Your Guide to Table Setting Etiquette
For Afternoon and High Tea
Looking to gain confidence in your knowledge of table setting etiquette? We will help you know what is necessary when serving Afternoon or High Tea.(Any Tea really!)
Setting the tea table beautifully is one of the main things that will make your tea party fabulous.
Don't worry! It doesn't mean expensive! You can use the worlds best china and silver right on down to regular run of the mill tea cups and teapots. What you are looking for are things that are pleasing to the eye. Quality by all means has it's place, but it doesn't mean you need to max out the credit card to hostess a memorable tea party.
Don't have something you need? Borrow it!
Don't have enough tea cups? Hostess a 'Bring your favorite tea cup party'. (Make sure to at least have a few on hand for those who may forget theirs)
Keep an eye out at yard sales, consignment shops and online sales sites for wonderful items that will add beauty to your table. I recently purchased a 48 pc. china set for under $20 at our local Goodwill store, and lovely lace table cloths and runners at yard sales for .25 - $2 each.
Also keep in mind when setting the tea table, not everything has to match. Similar color schemes or similar styles,(flowers, Japanese, plain) can all be mixed and matched. Keep in mind that the table setting etiquette presented here will help you to blend beauty, symmetry, and over all appeal to the eye.
Table and Silverware Etiquette
Let's have a look at the table setting etiquette for a sit-down tea party. This is ideal for smaller groups although it is also done for larger groups when a tea buffet is not desired.
NB: All items described below won't necessarily be needed for your menu, but I will describe positions and uses anyway for proper table setting etiquette.

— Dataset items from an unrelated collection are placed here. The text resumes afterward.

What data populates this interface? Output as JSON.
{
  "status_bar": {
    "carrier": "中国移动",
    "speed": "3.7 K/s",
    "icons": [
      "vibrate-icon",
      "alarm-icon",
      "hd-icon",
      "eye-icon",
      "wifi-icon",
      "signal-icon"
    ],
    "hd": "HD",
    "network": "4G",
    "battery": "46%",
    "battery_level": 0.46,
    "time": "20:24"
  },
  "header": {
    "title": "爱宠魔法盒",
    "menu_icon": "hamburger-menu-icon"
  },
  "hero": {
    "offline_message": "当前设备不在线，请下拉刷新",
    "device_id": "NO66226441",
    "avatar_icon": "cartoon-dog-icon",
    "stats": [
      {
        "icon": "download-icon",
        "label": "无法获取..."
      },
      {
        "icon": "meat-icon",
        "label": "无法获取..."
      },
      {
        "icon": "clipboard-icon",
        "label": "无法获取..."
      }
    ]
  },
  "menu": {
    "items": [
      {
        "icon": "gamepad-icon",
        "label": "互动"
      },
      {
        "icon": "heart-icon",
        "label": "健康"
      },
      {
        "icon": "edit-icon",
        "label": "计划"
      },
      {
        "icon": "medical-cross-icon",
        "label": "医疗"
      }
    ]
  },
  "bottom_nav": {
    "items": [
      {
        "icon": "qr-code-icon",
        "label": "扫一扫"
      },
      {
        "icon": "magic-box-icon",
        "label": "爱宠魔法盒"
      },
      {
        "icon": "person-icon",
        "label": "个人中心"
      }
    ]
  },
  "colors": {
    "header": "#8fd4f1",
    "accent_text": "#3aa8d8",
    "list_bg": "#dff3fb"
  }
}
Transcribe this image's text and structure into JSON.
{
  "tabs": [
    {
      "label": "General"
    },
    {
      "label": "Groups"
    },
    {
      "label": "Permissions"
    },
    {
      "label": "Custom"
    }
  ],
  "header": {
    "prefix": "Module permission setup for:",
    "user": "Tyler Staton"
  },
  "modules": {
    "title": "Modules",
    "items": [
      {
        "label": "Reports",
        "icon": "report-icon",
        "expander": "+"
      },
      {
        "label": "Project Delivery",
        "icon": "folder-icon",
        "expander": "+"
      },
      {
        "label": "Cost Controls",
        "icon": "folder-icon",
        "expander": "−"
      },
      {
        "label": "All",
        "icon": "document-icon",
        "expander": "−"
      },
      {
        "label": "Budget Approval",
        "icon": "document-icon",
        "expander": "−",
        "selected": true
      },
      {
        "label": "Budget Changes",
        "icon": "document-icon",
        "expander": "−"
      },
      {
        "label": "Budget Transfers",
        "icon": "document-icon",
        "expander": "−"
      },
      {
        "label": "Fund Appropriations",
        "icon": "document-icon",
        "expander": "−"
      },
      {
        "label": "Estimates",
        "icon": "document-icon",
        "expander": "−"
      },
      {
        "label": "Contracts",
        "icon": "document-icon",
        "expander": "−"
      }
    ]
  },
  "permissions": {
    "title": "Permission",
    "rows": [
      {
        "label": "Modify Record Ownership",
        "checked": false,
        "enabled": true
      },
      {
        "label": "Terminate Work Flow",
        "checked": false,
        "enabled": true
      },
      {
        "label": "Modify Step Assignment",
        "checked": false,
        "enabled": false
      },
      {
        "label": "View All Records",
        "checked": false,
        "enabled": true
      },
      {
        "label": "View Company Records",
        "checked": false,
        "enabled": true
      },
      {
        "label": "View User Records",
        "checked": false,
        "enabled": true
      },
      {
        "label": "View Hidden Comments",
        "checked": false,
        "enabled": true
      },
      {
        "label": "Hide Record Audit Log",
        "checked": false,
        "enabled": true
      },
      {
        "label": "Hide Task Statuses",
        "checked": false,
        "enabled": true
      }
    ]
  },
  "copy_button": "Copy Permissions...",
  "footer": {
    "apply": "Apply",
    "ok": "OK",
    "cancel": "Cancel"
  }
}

By the way, decide which type of tea party you will have, then, how extensive it will be. Want to have a simple cream tea or afternoon tea with out a lot of fuss? Or an elaborate high tea with several courses?
Keep in mind, if you are serving only things that are eaten using your fingers,(tea sandwiches, tea cakes...)you do not need to provide any other flatware other than a spoon for the tea.
A cream tea will require at least a knife for butter/cream, and a spoon for jam for the scones.
An afternoon tea will require the same for a cream tea, if you are serving scones, plus silverware for anything else that may require a utensil.
A high tea, because it is a dinner, will require possibly multiples of plates, forks, knives and spoons, again depending on what is served.
As with all formal table settings, a tea party setting is no different except that the tea/coffee cup is placed to the right of the spoons instead of up to the right of the other glasses.
Keep in mind the more items you serve that require a utensil or a plate, the more of course you need to place on the table.
With practice, your table setting etiquette will become second nature!